Placing electrodes for a trial in such a way that they can remain in situ for chronic use with an IPG, thus reducing the cost of the definitive implanted system. This is necessary in any case requiring open surgical electrode placement (by laminotomy or laminectomy) and is common practice outside of the United States even with percutaneous electrodes. Failed trials under this protocol, of course, incur the additional expense of returning to the operating room to remove the anchors and electrodes, but if trial failures and infections (the risk of which increases with this approach) are infrequent, these costs can be more than offset by the savings in successful cases.

Comparing implantation of an entire IPG‐SCS system in a single stage (“direct‐to‐permanent”) with implantation of Wireless SCS.

In addition, future studies should allow health economists to update SCS model inputs and assumptions, including new utility scores based on updated quality of life data and improved transition probabilities and pathways that better reflect real‐life clinical experience.

CONCLUSIONS

Our economic model shows that from the payer perspective, single‐stage “direct‐to‐permanent” Wireless SCS implantation achieves “dominance,” that is, superior results at the same or lower cost, vs. the current U.S. practice of conducting a screening trial with temporary electrodes, followed in successful cases by implantation of new electrodes and an IPG in a second stage. Wireless SCS remains more cost‐effective than IPG SCS over clinically relevant ranges of key variables.

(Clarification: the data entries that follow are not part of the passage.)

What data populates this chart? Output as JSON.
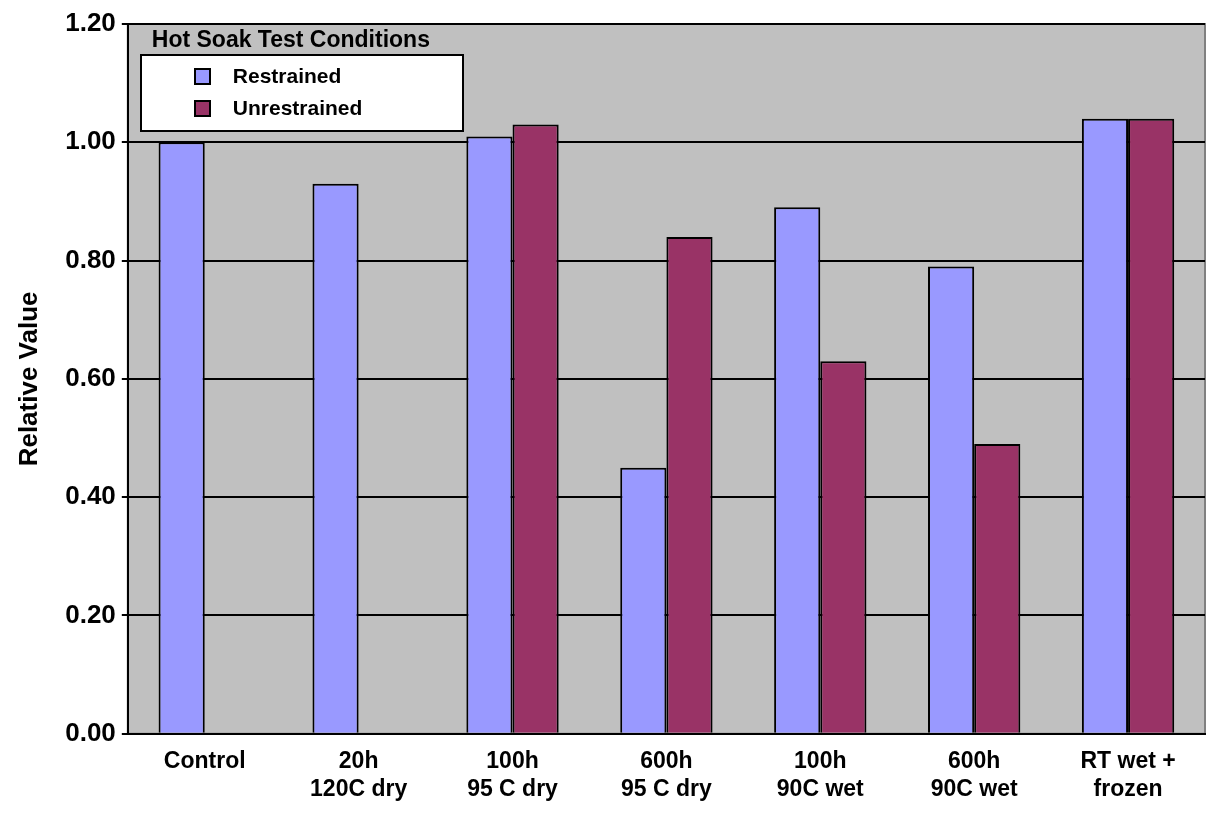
{
  "chart_data": {
    "type": "bar",
    "ylabel": "Relative Value",
    "legend_title": "Hot Soak Test Conditions",
    "categories": [
      "Control",
      "20h\n120C dry",
      "100h\n95 C dry",
      "600h\n95 C dry",
      "100h\n90C wet",
      "600h\n90C wet",
      "RT wet +\nfrozen"
    ],
    "series": [
      {
        "name": "Restrained",
        "color": "#9999ff",
        "values": [
          1.0,
          0.93,
          1.01,
          0.45,
          0.89,
          0.79,
          1.04
        ]
      },
      {
        "name": "Unrestrained",
        "color": "#993366",
        "values": [
          null,
          null,
          1.03,
          0.84,
          0.63,
          0.49,
          1.04
        ]
      }
    ],
    "ylim": [
      0,
      1.2
    ],
    "yticks": [
      {
        "value": 0,
        "label": "0.00"
      },
      {
        "value": 0.2,
        "label": "0.20"
      },
      {
        "value": 0.4,
        "label": "0.40"
      },
      {
        "value": 0.6,
        "label": "0.60"
      },
      {
        "value": 0.8,
        "label": "0.80"
      },
      {
        "value": 1,
        "label": "1.00"
      },
      {
        "value": 1.2,
        "label": "1.20"
      }
    ],
    "grid": "y",
    "legend": "top left"
  }
}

The results of our modeling study can be reproduced to test their accuracy, and we have presented our findings in a way that should be of practical use to decision‐makers.

Authorship Statement

Dr. North oversaw the study, providing critical insights that guided its development, and wrote text. Drs. Parihar and Spencer collected and evaluated data from the literature, designed the model, and analyzed the study data. Mr. Spalding provided input for the design of the model for its target audience as well as advice about the interpretation and presentation of the data, and contributed to the text. Ms. Shipley provided quality control over the coherence and display of the data, searched the literature for pertinent citations, and wrote text. All authors approved the version to be published.